It would take quite a few weeks to calculate the cost of all the promises made and kites flown at the recent Fine Gael Ard Fheis: health spending should be maintained at pandemic levels, 40,000 homes must be built every year, an expanded social safety net including better sick pay and unemployment supports should be introduced, there should be a tax package in the budget.
On it went.
And this is the party meant to be at the prudent end of the political spectrum. You’d think a general election was coming – and perhaps the byelection in Dublin Bay South has something to do with it. And if the Government parties lose the byelection it will only increase the pressure to loosen the purse strings further. Meanwhile a scatter is on in Government about the housing plan due “next month” and more, much more, will be spent here.
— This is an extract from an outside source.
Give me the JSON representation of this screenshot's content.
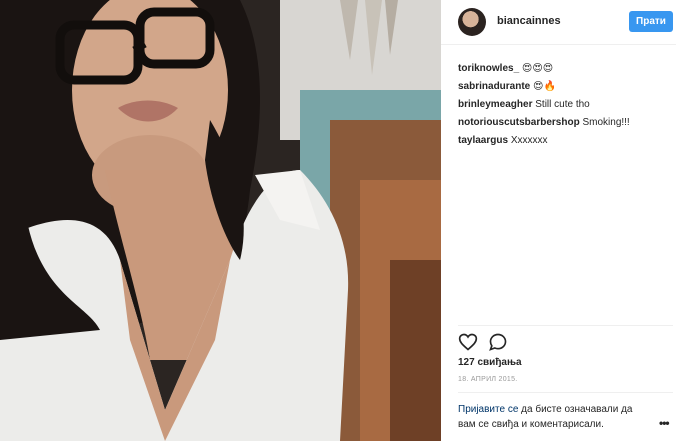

It was perhaps no surprise that the two Ministers in charge of the national finances – Paschal Donohoe and Michael McGrath – gave what was described as a "sober" assessment of the outlook for the national finances to senior Cabinet colleagues a few days after the ardfheis. They will realise that the coalition is facing a defining period over the next couple of months, which will determine a lot for its remaining term in office.
The big battle to come is about €14 billion; roughly the amount of money allocated this year as once-off spending to fight the pandemic. Public-spending Minister Michael McGrath separated this out from core Government spending for the precise reason that this spending was to be temporary. But now – entirely predictably – the Ministers in big-spending departments want to hold on to it.
If this temporary expenditure becomes permanent, then the Government will have little left to spend on other priorities later in its term. And it would leave the public finances exposed to any economic bump in the road.
Spending framework
There are, of course, good reasons to spend money: health, housing and so on. But there is a need to put some kind of a framework around this, based on what the exchequer will borrow and how the debt burden should evolve. The National Economic Dialogue hosted by the Government next week will hear of the need to restore order to the public finances, but will also involve Ministers setting out their stall to spend more on housing, health, the environment, jobs market supports and so on – and lobby groups calling for yet more.
The next steps will be hard to plan and are made all the more difficult by the uncertainty over reopening in early July. As things stand, the Department of Finance has pencilled in about €4 billion in special pandemic supports for 2022, allowing for ongoing help for the worst-affected sectors and higher unemployment next year. That is a €10 billion reduction on the Covid-19 spending this year – and it is due to be phased out completely by the end of next year.
On current forecasts a resumption of economic growth will help to cut borrowing to below 3 per cent of GDP next year, with the public finances moving close to balance by around 2025. But these forecasts have been criticised by the Irish Fiscal Advisory Council (IFAC), the budget watchdog, which has said they do not realistically cost in some key spending commitments.
The next key marker is the Summer Economic Statement, due in the coming weeks. Minister for Finance Paschal Donohoe said in the Dáil recently that this would include an “anchor” for the public finances – presumably a target level for the deficit. But other Ministers will realise that this will tie their hands in terms of spending. A big debate is under way within Government on this. A key question is whether Ministers realise that entering this crisis with the finances in balance has offered vital leeway. The decisions made in the weeks ahead will then kick on to the vital arguments coming up to the 2022 budget itself.
Interest rates
There is a wider argument here, too, about the appropriate targets for the public finances. Much of it depends on what happens to inflation – and thus to interest rates. If you assume interest rates remain low then the State has a bit more room for manoeuvre. And so ESRI research professor Kieran McQuinn argues that the State could afford to borrow a bit more to invest in housing.
Some things have not changed. One is that Ireland is a small country in a single-currency area and must keep the confidence of investors. A second is that the economy is bouncing – strongly – and so the need for extraordinary stimulus measures will recede, even if some sectors still need support. And a third is that if spending is going to be permanently higher, then some way has to be found to pay for this. Growth will do some of the job. But the repeated comments from Ministers that growth will do “the heavy lifting” are starting to wear thin. The IFAC estimates that all the room for manoeuvre from likely growth has already been used up by existing commitments. European Union budget rules, meanwhile, are likely to reappear in 2023.
Such is the scale of the spending commitments coming down the line – the ageing population, climate change, health, housing and so on – that it is clear choices lie ahead and priorities need to be identified. There is an air of unreality around about the public finances; a feeling across much of the political spectrum that there is no limit to what can be spent. It is better for the Cabinet to have the row now to sort out the parameters of where it is going. Otherwise it will continue to be pulled by politics into promising to spend here, there and everywhere, based on the vague promise that “growth will pay for it”.